A new mental health team is making their services are mobile to help those often left struggling with mental illness.

Vera French Assertive Community Treatment or ACT Team serves people who face severe long-term psychiatric disorders.

“It’s treatment that’s based on the individual’s need. It’s time unlimited, so however long they need to be in the program, they can be in the program. We do most of the interactions in their homes or out in the community,” ACT Team Lead Tania Deal said.

Going to them can make the difference in encouraging and maintaining treatment. 

Vera French Clinical Director Chris McCormick Pries said, “To meet people where they are says, we are willing to really come to you and try to understand what your life experience is and then we’re going to try to help you develop a higher quality life, a safer life.”

She added, sometimes people are uncomfortable coming to an office because they feel judged and different and that can leave their condition unmanaged.

That’s why a different approach was decided.

People accepted into the program are called members because they’re part of the team.

They are with diagnosed with schizophrenia or bipolar disorder.

Often they have not been compliant with treatment and deal with additional struggles in everyday life.

“Because of their mental illness, they may also be using substances, but they’ve also had frequent contact with emergency rooms, police departments, sheriff departments, business owners downtown. Shelters in the community, many of them are homeless. These individuals with certainly with psychiatric illness but a lot of complex social needs,” McCormick Pries said.

The goal is to provide the whole treatment experience, not just for the mental illness, but help to access basic needs like housing and employment and services.

Deal said, “We can work with budgeting, we can help them apply for services that might be needed.”

There is also education to help develop coping skills, relationship development and other lessons to help them with social needs. 

Part of that mobile care allows the providers to ensure they receive medication and support they need. 

ACT Team RN Annie Wristen said, “I actually once a week deliver medication to our members, and we use a lot of long-term injectable medications to help with med compliance. 

It’s the first of its kind in the Quad Cities and sixth in Iowa starting in December 2017.

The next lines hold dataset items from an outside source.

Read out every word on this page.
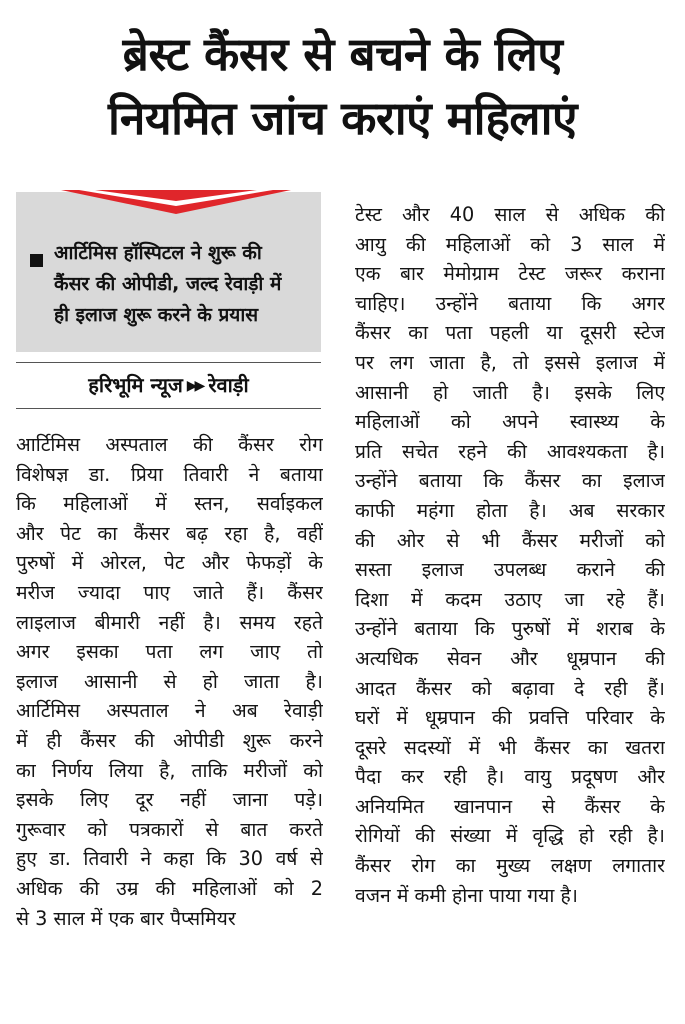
ब्रेस्ट कैंसर से बचने के लिए
नियमित जांच कराएं महिलाएं
आर्टिमिस हॉस्पिटल ने शुरू की
कैंसर की ओपीडी, जल्द रेवाड़ी में
ही इलाज शुरू करने के प्रयास
हरिभूमि न्यूज ▶▶ रेवाड़ी
आर्टिमिस अस्पताल की कैंसर रोग
विशेषज्ञ डा. प्रिया तिवारी ने बताया
कि महिलाओं में स्तन, सर्वाइकल
और पेट का कैंसर बढ़ रहा है, वहीं
पुरुषों में ओरल, पेट और फेफड़ों के
मरीज ज्यादा पाए जाते हैं। कैंसर
लाइलाज बीमारी नहीं है। समय रहते
अगर इसका पता लग जाए तो
इलाज आसानी से हो जाता है।
आर्टिमिस अस्पताल ने अब रेवाड़ी
में ही कैंसर की ओपीडी शुरू करने
का निर्णय लिया है, ताकि मरीजों को
इसके लिए दूर नहीं जाना पड़े।
गुरूवार को पत्रकारों से बात करते
हुए डा. तिवारी ने कहा कि 30 वर्ष से
अधिक की उम्र की महिलाओं को 2
से 3 साल में एक बार पैप्समियर
टेस्ट और 40 साल से अधिक की
आयु की महिलाओं को 3 साल में
एक बार मेमोग्राम टेस्ट जरूर कराना
चाहिए। उन्होंने बताया कि अगर
कैंसर का पता पहली या दूसरी स्टेज
पर लग जाता है, तो इससे इलाज में
आसानी हो जाती है। इसके लिए
महिलाओं को अपने स्वास्थ्य के
प्रति सचेत रहने की आवश्यकता है।
उन्होंने बताया कि कैंसर का इलाज
काफी महंगा होता है। अब सरकार
की ओर से भी कैंसर मरीजों को
सस्ता इलाज उपलब्ध कराने की
दिशा में कदम उठाए जा रहे हैं।
उन्होंने बताया कि पुरुषों में शराब के
अत्यधिक सेवन और धूम्रपान की
आदत कैंसर को बढ़ावा दे रही हैं।
घरों में धूम्रपान की प्रवत्ति परिवार के
दूसरे सदस्यों में भी कैंसर का खतरा
पैदा कर रही है। वायु प्रदूषण और
अनियमित खानपान से कैंसर के
रोगियों की संख्या में वृद्धि हो रही है।
कैंसर रोग का मुख्य लक्षण लगातार
वजन में कमी होना पाया गया है।
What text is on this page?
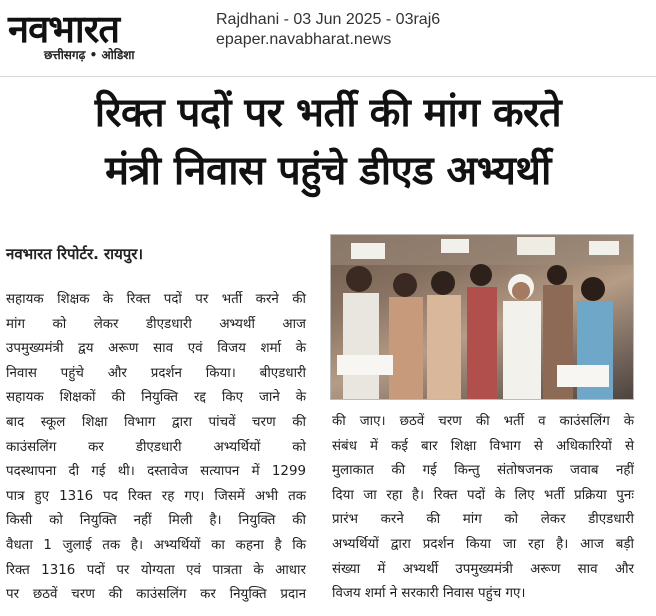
नवभारत
छत्तीसगढ़ • ओडिशा
Rajdhani - 03 Jun 2025 - 03raj6
epaper.navabharat.news
रिक्त पदों पर भर्ती की मांग करते
मंत्री निवास पहुंचे डीएड अभ्यर्थी
नवभारत रिपोर्टर. रायपुर।
सहायक शिक्षक के रिक्त पदों पर भर्ती करने की
मांग को लेकर डीएडधारी अभ्यर्थी आज
उपमुख्यमंत्री द्वय अरूण साव एवं विजय शर्मा के
निवास पहुंचे और प्रदर्शन किया। बीएडधारी
सहायक शिक्षकों की नियुक्ति रद्द किए जाने के
बाद स्कूल शिक्षा विभाग द्वारा पांचवें चरण की
काउंसलिंग कर डीएडधारी अभ्यर्थियों को
पदस्थापना दी गई थी। दस्तावेज सत्यापन में 1299
पात्र हुए 1316 पद रिक्त रह गए। जिसमें अभी तक
किसी को नियुक्ति नहीं मिली है। नियुक्ति की
वैधता 1 जुलाई तक है। अभ्यर्थियों का कहना है कि
रिक्त 1316 पदों पर योग्यता एवं पात्रता के आधार
पर छठवें चरण की काउंसलिंग कर नियुक्ति प्रदान
की जाए। छठवें चरण की भर्ती व काउंसलिंग के
संबंध में कई बार शिक्षा विभाग से अधिकारियों से
मुलाकात की गई किन्तु संतोषजनक जवाब नहीं
दिया जा रहा है। रिक्त पदों के लिए भर्ती प्रक्रिया पुनः
प्रारंभ करने की मांग को लेकर डीएडधारी
अभ्यर्थियों द्वारा प्रदर्शन किया जा रहा है। आज बड़ी
संख्या में अभ्यर्थी उपमुख्यमंत्री अरूण साव और
विजय शर्मा ने सरकारी निवास पहुंच गए।
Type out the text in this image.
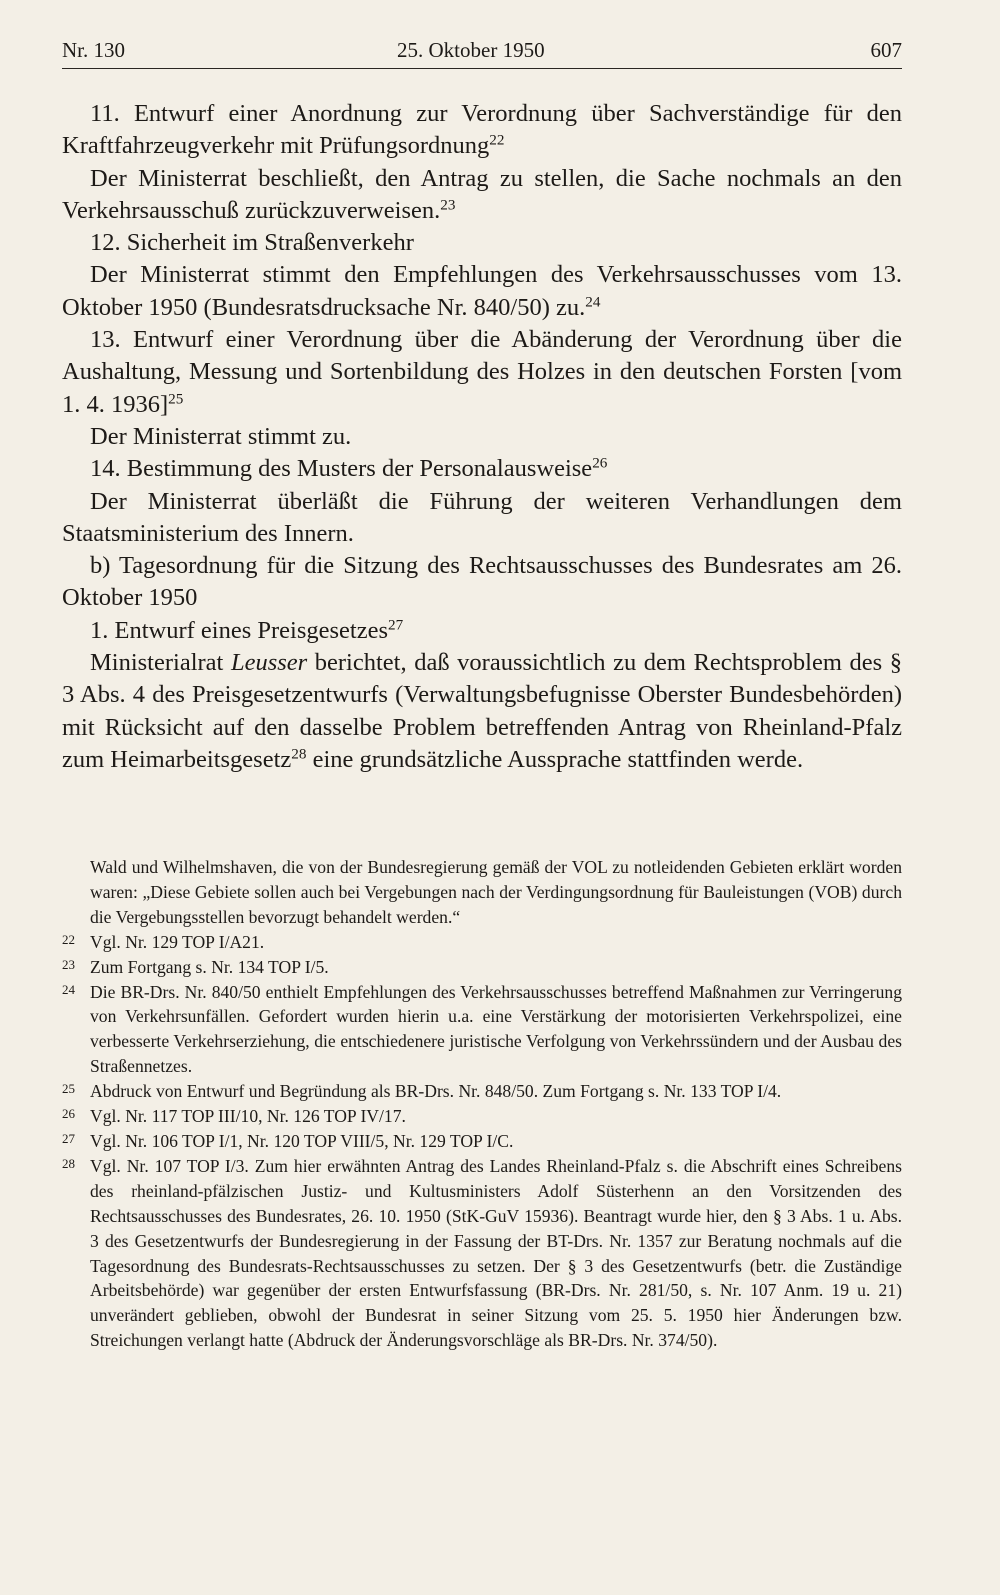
Nr. 130	25. Oktober 1950	607

11. Entwurf einer Anordnung zur Verordnung über Sachverständige für den Kraftfahrzeugverkehr mit Prüfungsordnung$^{22}$

Der Ministerrat beschließt, den Antrag zu stellen, die Sache nochmals an den Verkehrsausschuß zurückzuverweisen.$^{23}$

12. Sicherheit im Straßenverkehr

Der Ministerrat stimmt den Empfehlungen des Verkehrsausschusses vom 13. Oktober 1950 (Bundesratsdrucksache Nr. 840/50) zu.$^{24}$

13. Entwurf einer Verordnung über die Abänderung der Verordnung über die Aushaltung, Messung und Sortenbildung des Holzes in den deutschen Forsten [vom 1. 4. 1936]$^{25}$

Der Ministerrat stimmt zu.

14. Bestimmung des Musters der Personalausweise$^{26}$

Der Ministerrat überläßt die Führung der weiteren Verhandlungen dem Staatsministerium des Innern.

b) Tagesordnung für die Sitzung des Rechtsausschusses des Bundesrates am 26. Oktober 1950

1. Entwurf eines Preisgesetzes$^{27}$

Ministerialrat Leusser berichtet, daß voraussichtlich zu dem Rechtsproblem des § 3 Abs. 4 des Preisgesetzentwurfs (Verwaltungsbefugnisse Oberster Bundesbehörden) mit Rücksicht auf den dasselbe Problem betreffenden Antrag von Rheinland-Pfalz zum Heimarbeitsgesetz$^{28}$ eine grundsätzliche Aussprache stattfinden werde.

Wald und Wilhelmshaven, die von der Bundesregierung gemäß der VOL zu notleidenden Gebieten erklärt worden waren: „Diese Gebiete sollen auch bei Vergebungen nach der Verdingungsordnung für Bauleistungen (VOB) durch die Vergebungsstellen bevorzugt behandelt werden.“

22 Vgl. Nr. 129 TOP I/A21.

23 Zum Fortgang s. Nr. 134 TOP I/5.

24 Die BR-Drs. Nr. 840/50 enthielt Empfehlungen des Verkehrsausschusses betreffend Maßnahmen zur Verringerung von Verkehrsunfällen. Gefordert wurden hierin u.a. eine Verstärkung der motorisierten Verkehrspolizei, eine verbesserte Verkehrserziehung, die entschiedenere juristische Verfolgung von Verkehrssündern und der Ausbau des Straßennetzes.

25 Abdruck von Entwurf und Begründung als BR-Drs. Nr. 848/50. Zum Fortgang s. Nr. 133 TOP I/4.

26 Vgl. Nr. 117 TOP III/10, Nr. 126 TOP IV/17.

27 Vgl. Nr. 106 TOP I/1, Nr. 120 TOP VIII/5, Nr. 129 TOP I/C.

28 Vgl. Nr. 107 TOP I/3. Zum hier erwähnten Antrag des Landes Rheinland-Pfalz s. die Abschrift eines Schreibens des rheinland-pfälzischen Justiz- und Kultusministers Adolf Süsterhenn an den Vorsitzenden des Rechtsausschusses des Bundesrates, 26. 10. 1950 (StK-GuV 15936). Beantragt wurde hier, den § 3 Abs. 1 u. Abs. 3 des Gesetzentwurfs der Bundesregierung in der Fassung der BT-Drs. Nr. 1357 zur Beratung nochmals auf die Tagesordnung des Bundesrats-Rechtsausschusses zu setzen. Der § 3 des Gesetzentwurfs (betr. die Zuständige Arbeitsbehörde) war gegenüber der ersten Entwurfsfassung (BR-Drs. Nr. 281/50, s. Nr. 107 Anm. 19 u. 21) unverändert geblieben, obwohl der Bundesrat in seiner Sitzung vom 25. 5. 1950 hier Änderungen bzw. Streichungen verlangt hatte (Abdruck der Änderungsvorschläge als BR-Drs. Nr. 374/50).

“We work with all those people who weren’t getting the services, and so it’s meeting the needs of the severe and persistent mentally ill,” said Deal. 

The team consists of five providers including a social worker team lead, substance abuse professional, nurse, rehabilitation and support services professional to the members and their families. 

McCormick Pries said, “It’s a diverse team. It’s a team that provides the whole spectrum of services and assessment for individuals who then become members of our team.”

Part of that commitment has the team meeting with their members regularly, sometimes daily, to develop a relationship.

“When you start working with someone, and you get to know them, they’re like a really tight-budded rose. When they start receiving services, and they’re taking their meds as they’re supposed to and they’re accomplishing their goals they set with us, it’s like a rose opening up,” ACT Team Substance Abuse Specialist Rebecca Mueller.

A goal of the ACT Team is to help reduce hospitalizations, incarcerations and homelessness among those with mental health issues.

Members are referred to the program by hospitals, law enforcement and within Vere French.

They accept about six new members a month.

“We’re on call 24/7, and so if they’re having crisis, they’re able to call us, and we can go out there so they may not call the police every time,” said Deal.  

The program is funded through a nearly $500,000 grant from Genesis Philanthropy.

Increasing the number of ACT Teams is part of mental health legislation being considered in Iowa.